Which meant it matched another story of my dad’s.
The cursed gold.
When my dad would tell that story, sometimes his voice would break, and he would stop dead in the middle.
“Remember,” he would say, turning his intense eyes on Shannon and on me in turn. “Wanting things too much … it hurts people.” And he would bow his big blond head down onto his enormous hands, his lips twisted into tight curls of pain.
Shan and I always figured he’d seen part of it personally. And now it was my turn.
Dval cut a hole into the crust for the three of us to sleep in; out of the wind was almost as good as warm, and huddling made it better. Still, it wasn’t long before we were back on our way, the corners of our eyes catching the strength of the wind.
There wasn’t even the sound of our footsteps, or the sounds of our breathing: it was snatched away long before it could get to my ears. No loose snow underfoot; no change in the sky that I could tell, what with not daring to look up and have my eyes turn into a pair of marbles. I was in a kind of timeless cocoon, frozen into a block of ice so clear it couldn’t be seen, my destiny narrowed into a geas to put one foot forever in front of the other and never feel anything, never touch a living soul, ever ever again ….
So I walked smack into Dval where he stood listening. Sometimes not having much mass really leaks, but right then I was just as happy not to have knocked him over as well as humiliating myself.
We were nearly there. I’d walked myself into utter deafness as well as depression: now that my ears worked again, I could actually hear the wind, which meant that something — those low hills, no doubt — was in its way. Dval patted me absently, checked his orientation, and led us off again, this time a little closer to true west, if the wind could still be trusted.
Did you know embarrassment will warm you up? So will a moment of kindly touch. I was broken out of the sarcophagus of the wind, and my mind started working again. I heard, quite clearly, Erdan Paul’s mild voice saying “Only to be expected, child.” After a moment’s stunned outrage, I saw the comparison.

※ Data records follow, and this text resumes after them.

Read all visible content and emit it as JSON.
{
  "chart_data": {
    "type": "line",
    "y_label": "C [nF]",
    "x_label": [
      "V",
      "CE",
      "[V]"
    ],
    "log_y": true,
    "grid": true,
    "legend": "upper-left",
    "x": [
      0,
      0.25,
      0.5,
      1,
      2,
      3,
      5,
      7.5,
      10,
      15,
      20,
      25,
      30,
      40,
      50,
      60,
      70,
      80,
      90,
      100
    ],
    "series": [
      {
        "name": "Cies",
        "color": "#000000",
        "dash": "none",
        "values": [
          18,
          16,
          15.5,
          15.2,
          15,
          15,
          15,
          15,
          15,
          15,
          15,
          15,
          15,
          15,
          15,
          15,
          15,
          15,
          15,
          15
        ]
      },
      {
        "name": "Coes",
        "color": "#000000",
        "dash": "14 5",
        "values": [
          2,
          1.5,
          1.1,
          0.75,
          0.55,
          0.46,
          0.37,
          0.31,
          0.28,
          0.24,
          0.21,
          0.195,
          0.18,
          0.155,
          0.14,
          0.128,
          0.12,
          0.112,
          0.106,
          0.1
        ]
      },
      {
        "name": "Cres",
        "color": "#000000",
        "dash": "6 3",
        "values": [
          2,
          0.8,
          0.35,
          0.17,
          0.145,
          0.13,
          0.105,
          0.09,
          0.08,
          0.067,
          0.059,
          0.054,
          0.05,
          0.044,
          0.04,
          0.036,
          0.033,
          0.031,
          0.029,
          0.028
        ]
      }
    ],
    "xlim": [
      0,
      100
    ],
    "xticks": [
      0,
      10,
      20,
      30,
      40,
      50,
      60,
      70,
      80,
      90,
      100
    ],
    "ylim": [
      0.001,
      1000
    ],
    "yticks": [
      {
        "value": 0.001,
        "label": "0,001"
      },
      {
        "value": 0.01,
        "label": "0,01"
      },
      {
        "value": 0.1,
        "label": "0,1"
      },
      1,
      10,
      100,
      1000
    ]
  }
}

Okay then: but I was working my way out of the mental coffin. All right, all right, out of the emotional one too, though it galled me to say so; it was like admitting a kinship with those appalling “womanly” leads in the archival fiction Shan and I had found under “Romance” once when we were looking up knights.
I followed the kid a little more closely, hunching my head further into the hood of my inner coat. I was beginning to hope we would be able to stop walking soon.